Living Epic, the online course, live for registration!

Thanks to the wonderful folks at the UConn Center for Continuing Studies, we've got a very nice gateway into the first tangible effort of the Video Games and Human Values Initiative, my short course in January 2009 for teachers, parents, and anyone else who's interested, "Living Epic: The Power of Video Games in Culture from the Ancient to Modern World." Suitable for a virtual stocking stuffer, this course will be, above all, a great way for us to start reaching an audience of teachers who want to think about the educational potential of games in a new way.

To be completely clear, here's where you register.

The initiative itself now has a spiffy new Ning social network. I beseech you, if you like what we're up to, to head over, join up, and start talking about the future of this conversation. Most importantly, we're starting to talk about the proto-symposium, "Defining Play," inspired by the wonderful work of Corvus Elrod.

Thursday, October 9, 2008

Notes from the Spice Mines of Kessel

Apologies for the darkness of Living Epic over the past few weeks. As you’ll gather from the notes below, I’ve been busy not just with my ordinary teaching duties (this semester that’s Greek Civilization, Intermediate Latin, Plato-as-practice, and Plato’s Phaedrus with my advanced Greek students [even more glorious, and even more sexy, in the original]), but also more importantly with the center.

Now that our first grant proposal is in, and I have a better feel for how the whole “You know, you really should give me all your money” game, I’ll be trying to get back on the blog, though I suspect for a while it’s going to be an echo-chamber sort of thing: I’ve got an incredible back-log now of amazingly smart things people like Michael Abbott, Iroquois Pliskin, Corvus Elrod, Steve Gaynor, and Duncan Fyfe have said that I want to comment on, however briefly. Since I’ll be starting to develop the materials for the courses now, also, I’ll be able to post about that, too.

Anyway, the first grant proposal, for a National Endowment for the Humanities Digital Humanities Start-Up grant, was uploaded yesterday. I’ve posted the narrative on the wiki, here. Comments on it are beyond welcome--I would upload my firstborn if I thought it could get a conversation started that would improve the center's self-formulations.

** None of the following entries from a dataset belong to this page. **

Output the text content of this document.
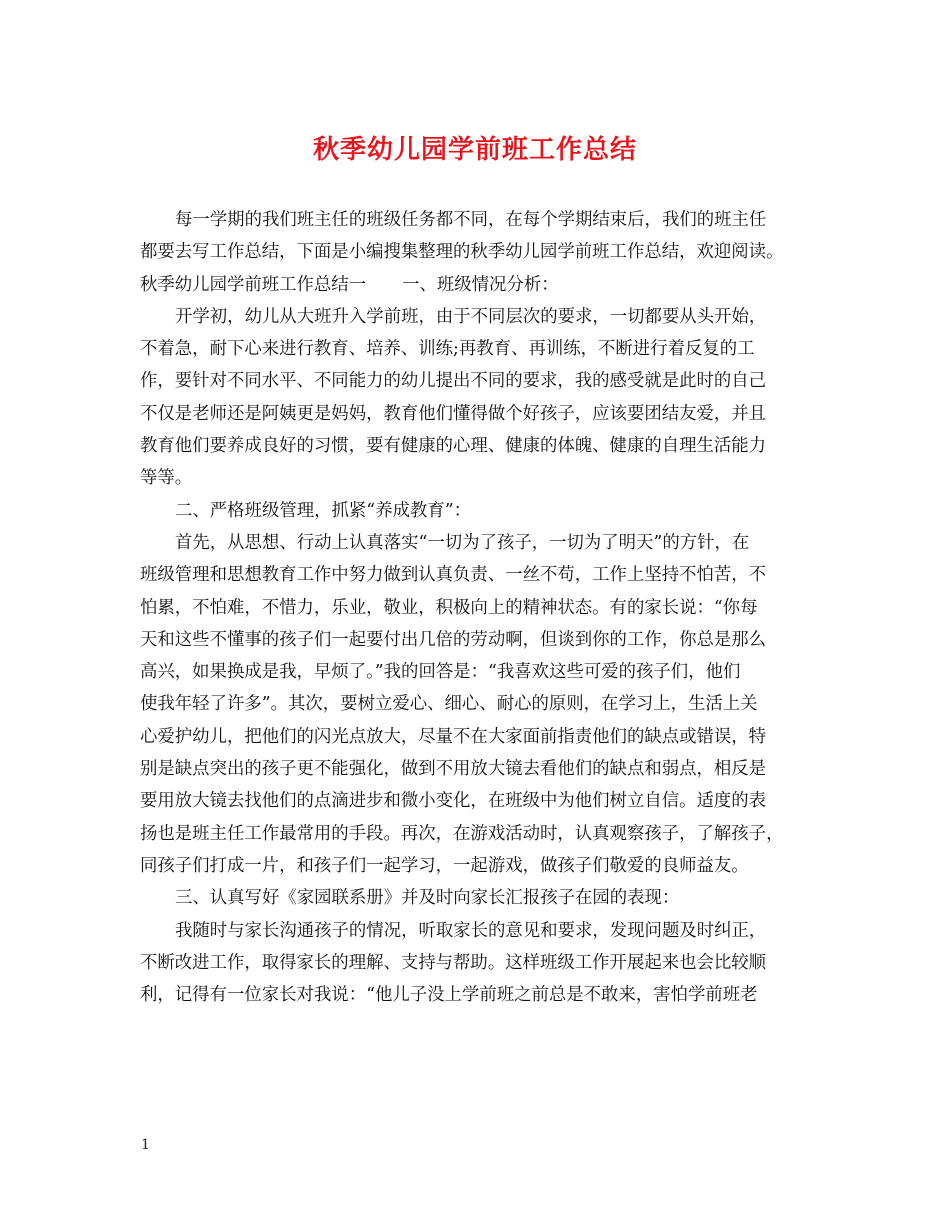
秋季幼儿园学前班工作总结
每一学期的我们班主任的班级任务都不同，在每个学期结束后，我们的班主任
都要去写工作总结，下面是小编搜集整理的秋季幼儿园学前班工作总结，欢迎阅读。
秋季幼儿园学前班工作总结一 一、班级情况分析：
开学初，幼儿从大班升入学前班，由于不同层次的要求，一切都要从头开始，
不着急，耐下心来进行教育、培养、训练;再教育、再训练，不断进行着反复的工
作，要针对不同水平、不同能力的幼儿提出不同的要求，我的感受就是此时的自己
不仅是老师还是阿姨更是妈妈，教育他们懂得做个好孩子，应该要团结友爱，并且
教育他们要养成良好的习惯，要有健康的心理、健康的体魄、健康的自理生活能力
等等。
二、严格班级管理，抓紧“养成教育”：
首先，从思想、行动上认真落实“一切为了孩子，一切为了明天”的方针，在
班级管理和思想教育工作中努力做到认真负责、一丝不苟，工作上坚持不怕苦，不
怕累，不怕难，不惜力，乐业，敬业，积极向上的精神状态。有的家长说：“你每
天和这些不懂事的孩子们一起要付出几倍的劳动啊，但谈到你的工作，你总是那么
高兴，如果换成是我，早烦了。”我的回答是：“我喜欢这些可爱的孩子们，他们
使我年轻了许多”。其次，要树立爱心、细心、耐心的原则，在学习上，生活上关
心爱护幼儿，把他们的闪光点放大，尽量不在大家面前指责他们的缺点或错误，特
别是缺点突出的孩子更不能强化，做到不用放大镜去看他们的缺点和弱点，相反是
要用放大镜去找他们的点滴进步和微小变化，在班级中为他们树立自信。适度的表
扬也是班主任工作最常用的手段。再次，在游戏活动时，认真观察孩子，了解孩子，
同孩子们打成一片，和孩子们一起学习，一起游戏，做孩子们敬爱的良师益友。
三、认真写好《家园联系册》并及时向家长汇报孩子在园的表现：
我随时与家长沟通孩子的情况，听取家长的意见和要求，发现问题及时纠正，
不断改进工作，取得家长的理解、支持与帮助。这样班级工作开展起来也会比较顺
利，记得有一位家长对我说：“他儿子没上学前班之前总是不敢来，害怕学前班老
1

Next up is the Macarthur foundation’s Digital Media and Learning Competition, due in a week. The money would go to making our own persistent world with Sun’s Project Wonderland resources, and to giving out our first fellowships. In turn, that would mean we could do our first real symposium, and publish the proceedings. It’s all happening, maybe!

I’m giving a lecture, in the fun UConn Honors Last Lecture series, next week called “Bioshock in Plato’s Cave: How Video Games Can Lead Us into the Light.” Two weeks later I’m doing a scholarly luncheon talk at the UConn Humanities Institute called “End-Game Gear and the Multiplayer Epic from the Iliad to World of Warcraft,” which is pretty much an academic version of “Achilles’ Phat Lewtz,” which in turn is the prelude to what I hope will be my first peer-reviewable classics ‘n’ gaming article.

Finally, we’re getting very close to registration for the courses in January and the spring semester. I’ll post again with the relevant links soon!